Adobe’s Google Differentiator: Advertisers and Publishers Trust Us

Adobe has been labeled as a sleeping giant in ad tech. It recently acquired Auditude, a video ad management and monetization company, data manager Demdex and search and display manager Efficient Frontier, along with its earlier acquisition of analytics giant Omniture. Adobe’s spending spree has a sharp focus: building a formidable challenger to the major players in data, publishing and yield optimization. Brad Rencher, general manager of Adobe’s Omniture, is a technology industry veteran with roots in the investment banking world. Rencher, after holding various positions at Adobe, joined Omniture in 2008 and is at the center of Adobe’s charge into digital media campaign management and ad tech. According to Rencher, the company has big ambitions in marketing.

What’s behind these recent acquisitions? 
We want to help advertisers and marketers run their businesses across every channel – display, mobile, video and social. In this day and age, there isn’t a marketer or an advertiser that is just thinking about one channel. Every campaign is inevitably going to be multi-channel.
So is this part of a strategy for Adobe to directly challenge Google and the other major players on multiple fronts? 
We have very big aspirations for what we want to do in this market, and I think we are uniquely positioned because Adobe is looked at as trusted party by publishers and advertisers. We can come in from the optimization and technology standpoint to leverage their data. At the end of the day, we are data people. We have the content heritage from Adobe so we understand content creation, but we know that digital marketing is about actionable insights from data, and being able to act on that data to create better monetization.
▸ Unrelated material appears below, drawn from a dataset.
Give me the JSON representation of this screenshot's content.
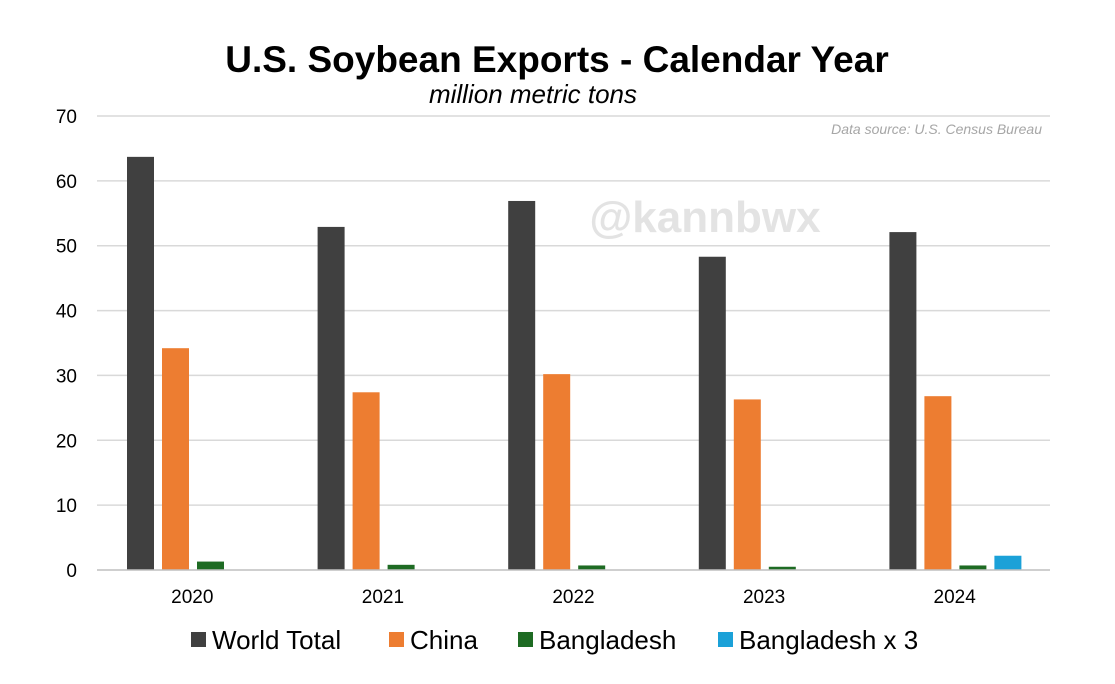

So you’re going to see us not only bring in a fully integrated platform for advertisers and publishers to use in the market, but we will continue to be aggressive in building and buying other technologies. We have eight of the top 10 retailers in the world on our platform, for example, so from the buy-side and the sell-side we are in a very trusted position with major clients.
We use the phrase “ad tech clutter” a lot in this industry. What are some practical steps Adobe will take to make the process of dealing with ad tech more manageable for marketers and brands?
Yes, it’s obvious when you look at the Luma landscape, with 1,500 logos crammed on a page, that there is real clutter. Critical areas in technology tend to evolve as point solutions — ad technology is included in this. Point solutions pop up to solve a particular issue for a channel or another part of a larger problem. This develops until each point solution develops an ecosystem of its own. The way I see it, marketers want technology companies to get out of their way. They don’t want a social data company, only focused on social data and social performance in their way. Marketers and advertisers run their businesses in a multi-channel world and they want their data and their data assets to be multi-channel. So you are going to see, from us, a few suites that solve those problems — sort of “correction” technologies that will address these issues. Companies want a single throat to choke, and you are going to see these point solutions fade away.
So you’re saying that point solutions are going to fade away, but they haven’t yet. Is this up to clients to just demand less fluff and more value from ad tech vendors? What is Adobe doing about it?
Everything in this is eventually measurable. This can take the guess work out of determining what you need as a marketer and what you don’t. But that comes at a cost of having a lot of data. Marketers can have so much data that it is overwhelming. So we are currently working on this here, it’s in lab right now, I call it “the virtual analyst.” It’s basically our version of predictive analytics. Data and predictive analytics are going to change the way we think about marketing and doing their business. What we are going to do is help clients comb through these large data assets and help them find what’s important, what they should pay attention to. So I think that our predictive virtual analyst is something that will help them do that — and we’re really excited about it.
What are major big data issues that your clients are dealing with?
We’re excited to see the term big data being used so much. We’ve been doing big data for more than 12 years. We’ve been in the analytics market since the late ’90s. At this point, we’re measuring 1.4 trillion transactions per quarter, and we completely renovated the architecture of our system last year so that our customers can deal with their data in real time. We recently acquired Demdex, for example, and this supports what we are doing with big data. What marketers want to know is who their audience is and how can they provide a customized experience on an individual level whether that customer is using a tablet or visiting a website on a laptop. They want to know how to manage their data assets. They need to not only be able to measure their data but be able to layer in other third-party data assets as well to complete that customer profile. We’re going to bring our virtual analyst product to market soon to deal with many of these big-data questions in addition to what we are already offering our clients.